Williams claims the elections office erred in not accepting Heard’s notice of candidacy application.
He also contends the office erred in determining the number of valid petition signatures Heard needed to get his name on the ballot.
Heard’s certificate of candidacy was presented to the elections office by County Commissioner-elect Clinton Johnson just prior to the noon qualifying deadline.
The paperwork, which had been time stamped, was rejected and returned to Johnson, who then left the building. On Aug. 6, Heard arrived at the elections office with his petition signatures, and claimed the document Johnson presented three days earlier was an original affidavit.
When asked the location of the original notarized document, Heard responded “it no longer exists. It was shredded.”
Heard then said the time stamped original was shredded “out of frustration.”
In regard to the signature petitions, Williams claimed the elections office is using flawed numbers.

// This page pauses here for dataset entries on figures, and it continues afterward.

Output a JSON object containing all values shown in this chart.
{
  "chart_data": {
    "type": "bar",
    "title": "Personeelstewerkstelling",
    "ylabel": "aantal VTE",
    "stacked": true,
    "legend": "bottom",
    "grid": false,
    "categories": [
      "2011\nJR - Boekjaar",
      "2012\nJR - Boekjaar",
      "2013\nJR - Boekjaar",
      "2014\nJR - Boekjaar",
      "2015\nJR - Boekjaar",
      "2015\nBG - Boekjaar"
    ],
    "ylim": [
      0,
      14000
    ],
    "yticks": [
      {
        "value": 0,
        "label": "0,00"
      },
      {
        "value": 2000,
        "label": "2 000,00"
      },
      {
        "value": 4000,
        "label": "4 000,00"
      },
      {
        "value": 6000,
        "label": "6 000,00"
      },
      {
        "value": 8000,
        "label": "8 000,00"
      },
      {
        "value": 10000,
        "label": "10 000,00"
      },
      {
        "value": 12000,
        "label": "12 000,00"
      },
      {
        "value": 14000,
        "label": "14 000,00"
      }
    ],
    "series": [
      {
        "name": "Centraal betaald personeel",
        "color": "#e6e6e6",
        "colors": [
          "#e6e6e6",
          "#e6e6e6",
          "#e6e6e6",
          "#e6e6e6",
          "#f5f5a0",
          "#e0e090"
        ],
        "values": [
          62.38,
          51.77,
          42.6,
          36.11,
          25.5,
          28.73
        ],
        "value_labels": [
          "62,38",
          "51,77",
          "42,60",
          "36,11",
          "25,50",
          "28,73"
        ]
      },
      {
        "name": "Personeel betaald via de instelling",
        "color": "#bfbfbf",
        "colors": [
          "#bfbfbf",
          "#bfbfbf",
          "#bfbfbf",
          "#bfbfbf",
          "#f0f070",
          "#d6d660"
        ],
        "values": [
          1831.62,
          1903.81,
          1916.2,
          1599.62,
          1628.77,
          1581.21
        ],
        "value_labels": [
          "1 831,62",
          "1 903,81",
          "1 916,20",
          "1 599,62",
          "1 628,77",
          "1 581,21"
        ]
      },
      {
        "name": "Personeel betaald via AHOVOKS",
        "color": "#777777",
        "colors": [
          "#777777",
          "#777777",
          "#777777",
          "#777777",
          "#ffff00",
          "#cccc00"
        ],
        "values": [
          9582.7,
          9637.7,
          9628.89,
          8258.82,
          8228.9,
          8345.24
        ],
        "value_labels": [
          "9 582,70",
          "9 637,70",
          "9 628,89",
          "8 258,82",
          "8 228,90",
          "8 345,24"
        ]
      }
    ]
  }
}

The signatures of 2,911 registered Dougherty County voters (five percent of more than 59,000 county voters) were needed on the candidacy petition.
Elections officials certified just 1,672 signatures of the 3,258 submitted; 1,202 signatures were not certified when it became obvious Heard would not reach the required 2,911 threshold.
Williams said the elections office should have used numbers from the last general election, which was held in 2008.
“There were 46,000 registered voters in Dougherty County in 2008, they should not have used the 59,000 they are currently using,” Williams said. “If the starting basis is flawed then the requisite number of signatures is also flawed.”
Williams added that by using the “correct” number of 46,000 registered voters in 2008, Heard would need just 2,626 certified signatures rather than 2,911.
“There is a discrepancy in the numbers the elections office is using,” Williams said. “All we want is for the citizens of Dougherty County to have a choice in this election.”